Copenhagen Fashion Week launched a decade ago this month with only a few shows and even less support from both inside the industry and out. When it kicks off Wednesday, it will have a very different story to tell.
“When we started ten years ago, fashion was one of the biggest export industries in Denmark, but somehow people never took it seriously,” says Anne Christine Persson, the vice president and development director of the event. “Our goal was to create an identity that this is something we are doing really well. We have an aesthetic that other markets are super interested in and it has become a very major business and now there is a real pride in what we are doing.”
Persson, a 40-year-old originally from Copenhagen, was the first hire by Copenhagen Fashion Week chief executive Eva Kruse. She never even planned to be in fashion, but after a stint in New York at the public relations firm People’s Revolution, she fell in love with New York Fashion Week and wanted to create something similar for Danish designers. Over the years, she has been the driving force in the evolution of Danish fashion, working behind the scenes to promote on an international scale both the work of local fashion talents and the Scandinavian design aesthetic as a whole.
Today, Copenhagen Fashion Week draws editors and buyers from around the globe, eager to see the latest work of some of Copenhagen’s best-known names like Henrik Vibskov (“one of our most talented Danish designers”), Ganni, Anne Sofie Madsen (“very avant-garde”), Asger Juel Larsen, and Freya Dalsjo. Aside from those designer mainstays, Persson says they’ve been focused on adding more menswear names to the schedule. “Definitely look out for Tonsure, a menswear label by a designer who used to work for [Maison] Margiela,” she says of Malte Flagstad, who graduated from Central Saint Martins before launching the line, which will open CPHFW.
There’s no denying the world’s current obsession with all things Danish, from its food scene to its design. It’s an inexplicable blend of elegant and edgy that everyone wants in on. “We are a force to be reckoned with,” says Persson of the current Danish fashion industry. “It’s accessible, classic, Copenhagen cool. There is something about it that really catches the vibe of people right now. It has this coolness to it that is innate and very much in our culture and lifestyle that is projected into our clothing.”

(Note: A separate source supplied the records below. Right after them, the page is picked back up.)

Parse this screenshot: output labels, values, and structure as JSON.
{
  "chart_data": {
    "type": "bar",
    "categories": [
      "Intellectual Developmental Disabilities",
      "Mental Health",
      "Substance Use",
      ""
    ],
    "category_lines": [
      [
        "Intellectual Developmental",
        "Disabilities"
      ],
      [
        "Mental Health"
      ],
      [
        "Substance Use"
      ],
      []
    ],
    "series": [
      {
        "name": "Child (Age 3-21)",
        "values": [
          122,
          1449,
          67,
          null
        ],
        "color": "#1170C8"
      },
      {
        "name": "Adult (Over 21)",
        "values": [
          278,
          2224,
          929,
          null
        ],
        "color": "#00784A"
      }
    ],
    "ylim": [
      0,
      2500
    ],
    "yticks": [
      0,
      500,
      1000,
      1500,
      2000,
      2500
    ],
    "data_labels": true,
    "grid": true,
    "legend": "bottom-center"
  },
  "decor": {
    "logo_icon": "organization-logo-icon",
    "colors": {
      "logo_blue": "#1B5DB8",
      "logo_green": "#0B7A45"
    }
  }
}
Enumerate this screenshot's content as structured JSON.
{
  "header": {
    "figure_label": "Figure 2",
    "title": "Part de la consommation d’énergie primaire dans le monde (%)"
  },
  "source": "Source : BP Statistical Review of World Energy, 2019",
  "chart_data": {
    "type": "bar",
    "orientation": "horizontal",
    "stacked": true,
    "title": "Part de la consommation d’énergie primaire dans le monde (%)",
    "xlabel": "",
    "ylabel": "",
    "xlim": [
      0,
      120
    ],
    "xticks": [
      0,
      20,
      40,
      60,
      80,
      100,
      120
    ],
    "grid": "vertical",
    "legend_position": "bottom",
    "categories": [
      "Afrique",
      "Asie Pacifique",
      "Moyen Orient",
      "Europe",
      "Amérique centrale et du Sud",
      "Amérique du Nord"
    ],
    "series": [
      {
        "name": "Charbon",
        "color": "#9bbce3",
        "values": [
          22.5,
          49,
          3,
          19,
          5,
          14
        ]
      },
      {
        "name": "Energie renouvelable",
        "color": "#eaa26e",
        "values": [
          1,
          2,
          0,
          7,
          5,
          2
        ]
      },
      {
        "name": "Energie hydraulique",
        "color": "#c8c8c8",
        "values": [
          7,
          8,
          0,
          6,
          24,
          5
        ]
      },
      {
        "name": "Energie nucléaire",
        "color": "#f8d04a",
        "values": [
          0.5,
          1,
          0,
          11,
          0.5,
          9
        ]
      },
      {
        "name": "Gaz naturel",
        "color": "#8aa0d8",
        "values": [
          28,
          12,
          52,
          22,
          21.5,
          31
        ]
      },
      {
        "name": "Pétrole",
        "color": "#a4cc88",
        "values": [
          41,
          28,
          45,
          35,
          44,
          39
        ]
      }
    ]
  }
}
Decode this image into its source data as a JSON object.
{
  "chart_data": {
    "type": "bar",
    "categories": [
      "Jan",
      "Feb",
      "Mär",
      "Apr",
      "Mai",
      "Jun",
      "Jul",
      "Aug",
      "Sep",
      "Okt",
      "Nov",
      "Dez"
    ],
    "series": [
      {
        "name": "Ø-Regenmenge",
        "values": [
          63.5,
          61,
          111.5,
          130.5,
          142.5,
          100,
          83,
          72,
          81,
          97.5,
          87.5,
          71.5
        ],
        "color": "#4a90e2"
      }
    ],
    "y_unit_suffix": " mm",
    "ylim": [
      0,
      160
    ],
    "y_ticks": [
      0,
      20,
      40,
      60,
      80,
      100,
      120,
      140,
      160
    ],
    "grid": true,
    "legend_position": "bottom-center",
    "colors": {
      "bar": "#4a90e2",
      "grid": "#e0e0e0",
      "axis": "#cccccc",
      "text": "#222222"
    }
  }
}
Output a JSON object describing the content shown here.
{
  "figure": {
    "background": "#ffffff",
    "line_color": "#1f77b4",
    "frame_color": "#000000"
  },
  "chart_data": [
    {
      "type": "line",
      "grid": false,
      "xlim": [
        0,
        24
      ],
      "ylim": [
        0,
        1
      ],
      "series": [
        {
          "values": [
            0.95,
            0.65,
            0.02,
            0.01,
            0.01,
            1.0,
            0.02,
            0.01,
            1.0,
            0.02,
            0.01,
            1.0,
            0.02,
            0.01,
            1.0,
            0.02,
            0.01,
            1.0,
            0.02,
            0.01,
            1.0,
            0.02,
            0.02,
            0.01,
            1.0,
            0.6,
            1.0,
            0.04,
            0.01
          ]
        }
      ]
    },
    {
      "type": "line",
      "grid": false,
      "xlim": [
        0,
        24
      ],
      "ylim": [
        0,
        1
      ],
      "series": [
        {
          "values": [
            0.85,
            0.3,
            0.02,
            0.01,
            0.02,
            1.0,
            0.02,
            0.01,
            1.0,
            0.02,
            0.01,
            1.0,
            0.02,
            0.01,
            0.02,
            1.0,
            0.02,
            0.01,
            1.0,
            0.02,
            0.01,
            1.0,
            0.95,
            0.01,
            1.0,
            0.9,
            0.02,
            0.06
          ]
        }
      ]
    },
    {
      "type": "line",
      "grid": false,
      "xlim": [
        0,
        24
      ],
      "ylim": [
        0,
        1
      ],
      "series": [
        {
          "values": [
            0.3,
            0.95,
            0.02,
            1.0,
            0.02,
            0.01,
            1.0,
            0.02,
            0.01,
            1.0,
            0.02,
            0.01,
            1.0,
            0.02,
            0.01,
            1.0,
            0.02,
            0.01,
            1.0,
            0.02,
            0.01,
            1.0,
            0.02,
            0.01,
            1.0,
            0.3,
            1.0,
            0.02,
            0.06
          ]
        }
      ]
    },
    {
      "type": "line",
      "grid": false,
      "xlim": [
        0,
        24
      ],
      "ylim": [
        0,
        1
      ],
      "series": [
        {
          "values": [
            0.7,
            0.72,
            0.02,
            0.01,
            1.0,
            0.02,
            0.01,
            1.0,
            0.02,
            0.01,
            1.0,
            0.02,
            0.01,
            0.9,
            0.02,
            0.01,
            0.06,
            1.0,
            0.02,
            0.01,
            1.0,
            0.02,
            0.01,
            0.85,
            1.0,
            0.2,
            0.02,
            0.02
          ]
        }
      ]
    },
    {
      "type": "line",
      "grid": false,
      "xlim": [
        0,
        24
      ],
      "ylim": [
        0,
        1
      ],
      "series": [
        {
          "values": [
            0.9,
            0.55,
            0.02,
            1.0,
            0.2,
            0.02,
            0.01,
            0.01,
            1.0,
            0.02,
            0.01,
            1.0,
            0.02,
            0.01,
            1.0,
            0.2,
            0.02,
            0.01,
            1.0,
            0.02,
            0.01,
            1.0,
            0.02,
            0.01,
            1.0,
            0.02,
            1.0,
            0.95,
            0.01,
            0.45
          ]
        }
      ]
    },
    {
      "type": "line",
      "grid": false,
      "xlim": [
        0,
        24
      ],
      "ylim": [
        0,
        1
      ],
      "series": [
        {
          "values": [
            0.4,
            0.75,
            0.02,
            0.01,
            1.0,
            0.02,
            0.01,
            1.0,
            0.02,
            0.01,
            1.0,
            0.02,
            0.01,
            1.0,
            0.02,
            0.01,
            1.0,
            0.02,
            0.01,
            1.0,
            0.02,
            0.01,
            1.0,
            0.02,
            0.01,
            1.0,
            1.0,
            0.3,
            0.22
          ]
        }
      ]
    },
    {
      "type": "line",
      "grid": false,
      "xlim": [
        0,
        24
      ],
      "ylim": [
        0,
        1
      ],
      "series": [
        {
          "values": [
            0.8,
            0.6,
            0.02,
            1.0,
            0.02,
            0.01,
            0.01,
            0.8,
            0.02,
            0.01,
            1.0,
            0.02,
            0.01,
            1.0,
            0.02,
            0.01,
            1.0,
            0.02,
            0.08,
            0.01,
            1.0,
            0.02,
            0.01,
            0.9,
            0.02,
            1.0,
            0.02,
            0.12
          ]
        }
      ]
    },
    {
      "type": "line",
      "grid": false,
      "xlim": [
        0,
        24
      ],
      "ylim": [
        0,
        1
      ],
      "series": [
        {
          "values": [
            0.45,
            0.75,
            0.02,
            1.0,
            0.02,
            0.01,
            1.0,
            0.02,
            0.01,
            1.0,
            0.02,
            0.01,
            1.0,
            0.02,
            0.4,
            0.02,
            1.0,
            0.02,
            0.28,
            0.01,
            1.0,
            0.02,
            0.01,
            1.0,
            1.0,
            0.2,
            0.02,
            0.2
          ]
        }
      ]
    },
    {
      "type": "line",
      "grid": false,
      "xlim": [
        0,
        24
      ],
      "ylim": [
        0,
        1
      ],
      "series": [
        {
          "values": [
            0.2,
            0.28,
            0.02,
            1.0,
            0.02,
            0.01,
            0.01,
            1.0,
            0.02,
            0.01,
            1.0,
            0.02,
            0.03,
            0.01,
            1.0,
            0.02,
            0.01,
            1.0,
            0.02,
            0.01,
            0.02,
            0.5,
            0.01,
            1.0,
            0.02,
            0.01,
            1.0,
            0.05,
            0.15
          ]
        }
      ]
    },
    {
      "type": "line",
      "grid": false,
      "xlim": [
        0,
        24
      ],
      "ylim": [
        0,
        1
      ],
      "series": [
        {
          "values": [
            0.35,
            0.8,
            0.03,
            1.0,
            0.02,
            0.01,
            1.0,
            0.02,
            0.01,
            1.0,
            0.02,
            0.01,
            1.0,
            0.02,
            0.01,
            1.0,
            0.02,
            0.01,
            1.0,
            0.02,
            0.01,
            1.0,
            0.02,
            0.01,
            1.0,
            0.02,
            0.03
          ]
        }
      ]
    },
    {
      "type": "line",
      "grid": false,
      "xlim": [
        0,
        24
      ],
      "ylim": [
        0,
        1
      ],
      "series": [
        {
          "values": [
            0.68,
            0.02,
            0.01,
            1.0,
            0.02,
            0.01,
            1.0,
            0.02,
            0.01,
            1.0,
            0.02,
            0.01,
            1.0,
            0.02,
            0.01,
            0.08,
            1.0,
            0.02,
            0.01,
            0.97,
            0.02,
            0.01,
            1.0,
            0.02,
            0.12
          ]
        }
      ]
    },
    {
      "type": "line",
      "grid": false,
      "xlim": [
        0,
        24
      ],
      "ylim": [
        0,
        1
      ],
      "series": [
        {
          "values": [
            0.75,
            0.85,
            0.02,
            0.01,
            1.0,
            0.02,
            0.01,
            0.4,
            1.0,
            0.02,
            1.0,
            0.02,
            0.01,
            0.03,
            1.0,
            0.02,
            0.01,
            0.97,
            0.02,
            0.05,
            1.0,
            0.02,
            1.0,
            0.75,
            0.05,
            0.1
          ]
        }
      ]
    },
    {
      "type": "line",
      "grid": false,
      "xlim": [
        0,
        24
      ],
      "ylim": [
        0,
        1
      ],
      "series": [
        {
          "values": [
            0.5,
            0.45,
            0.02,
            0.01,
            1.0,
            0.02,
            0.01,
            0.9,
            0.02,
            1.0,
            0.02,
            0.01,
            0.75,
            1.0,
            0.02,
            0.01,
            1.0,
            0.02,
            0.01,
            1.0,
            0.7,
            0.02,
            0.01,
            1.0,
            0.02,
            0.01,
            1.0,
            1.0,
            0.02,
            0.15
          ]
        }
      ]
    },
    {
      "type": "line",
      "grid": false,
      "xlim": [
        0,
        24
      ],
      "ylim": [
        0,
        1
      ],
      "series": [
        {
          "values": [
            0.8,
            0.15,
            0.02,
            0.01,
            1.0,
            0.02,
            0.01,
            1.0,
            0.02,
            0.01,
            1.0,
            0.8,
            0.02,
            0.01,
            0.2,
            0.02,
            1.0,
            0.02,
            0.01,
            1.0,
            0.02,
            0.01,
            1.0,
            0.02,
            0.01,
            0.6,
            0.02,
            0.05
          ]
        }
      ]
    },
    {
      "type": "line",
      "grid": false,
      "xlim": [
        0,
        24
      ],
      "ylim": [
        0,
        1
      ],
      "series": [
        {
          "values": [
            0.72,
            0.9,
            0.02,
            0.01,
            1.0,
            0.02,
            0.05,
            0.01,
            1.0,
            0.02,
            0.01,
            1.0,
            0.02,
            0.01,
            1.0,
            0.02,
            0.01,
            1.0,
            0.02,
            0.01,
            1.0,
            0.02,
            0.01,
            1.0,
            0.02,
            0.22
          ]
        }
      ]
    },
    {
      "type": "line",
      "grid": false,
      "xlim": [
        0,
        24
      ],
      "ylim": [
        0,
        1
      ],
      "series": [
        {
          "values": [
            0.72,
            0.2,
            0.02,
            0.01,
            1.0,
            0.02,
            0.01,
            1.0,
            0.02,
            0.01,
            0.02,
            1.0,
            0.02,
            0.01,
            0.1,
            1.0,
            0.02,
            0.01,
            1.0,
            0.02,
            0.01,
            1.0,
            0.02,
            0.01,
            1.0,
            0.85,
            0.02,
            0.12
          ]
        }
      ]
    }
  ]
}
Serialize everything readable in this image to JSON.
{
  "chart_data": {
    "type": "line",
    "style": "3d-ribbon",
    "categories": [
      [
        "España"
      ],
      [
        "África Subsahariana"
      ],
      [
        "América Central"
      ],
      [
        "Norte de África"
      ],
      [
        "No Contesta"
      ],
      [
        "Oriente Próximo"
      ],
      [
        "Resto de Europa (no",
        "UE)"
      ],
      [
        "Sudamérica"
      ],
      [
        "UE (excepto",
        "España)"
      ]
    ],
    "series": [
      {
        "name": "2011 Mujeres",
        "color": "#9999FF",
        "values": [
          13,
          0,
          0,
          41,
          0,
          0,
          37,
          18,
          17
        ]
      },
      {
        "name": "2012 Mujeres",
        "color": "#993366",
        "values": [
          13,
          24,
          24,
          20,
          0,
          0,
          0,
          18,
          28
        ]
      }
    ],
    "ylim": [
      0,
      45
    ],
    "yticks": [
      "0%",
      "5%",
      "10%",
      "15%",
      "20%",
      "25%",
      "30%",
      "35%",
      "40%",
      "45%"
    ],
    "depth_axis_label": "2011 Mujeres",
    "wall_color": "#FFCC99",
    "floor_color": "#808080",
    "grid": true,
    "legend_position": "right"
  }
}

The challenge for these designers, however, remains competing with fashion’s current exasperating pace. “When you look at major brands like H&M, they are fast at production. It’s hard for Danish designers, or designers anywhere around the world right now, to keep up with the growing competition and speed,” says Persson. She and her cohorts have instead focused their efforts on the sustainability of their clothes, something Denmark as a country has been a leader in for years. “We want to be the most sustainable fashion week in the world,” she says.
That’s not all the ambitious Persson has planned—she’s eager to make Copenhagen the fifth fashion city in the world. Part of doing that will be banding together with the rest of the Scandinavian countries (namely Sweden) to combine into one fashion week in Denmark.
“Scandinavian fashion has something we could all relate to. Getting them all together would make it stronger for everyone and I would love to make that happen,” she says. “Less is more.”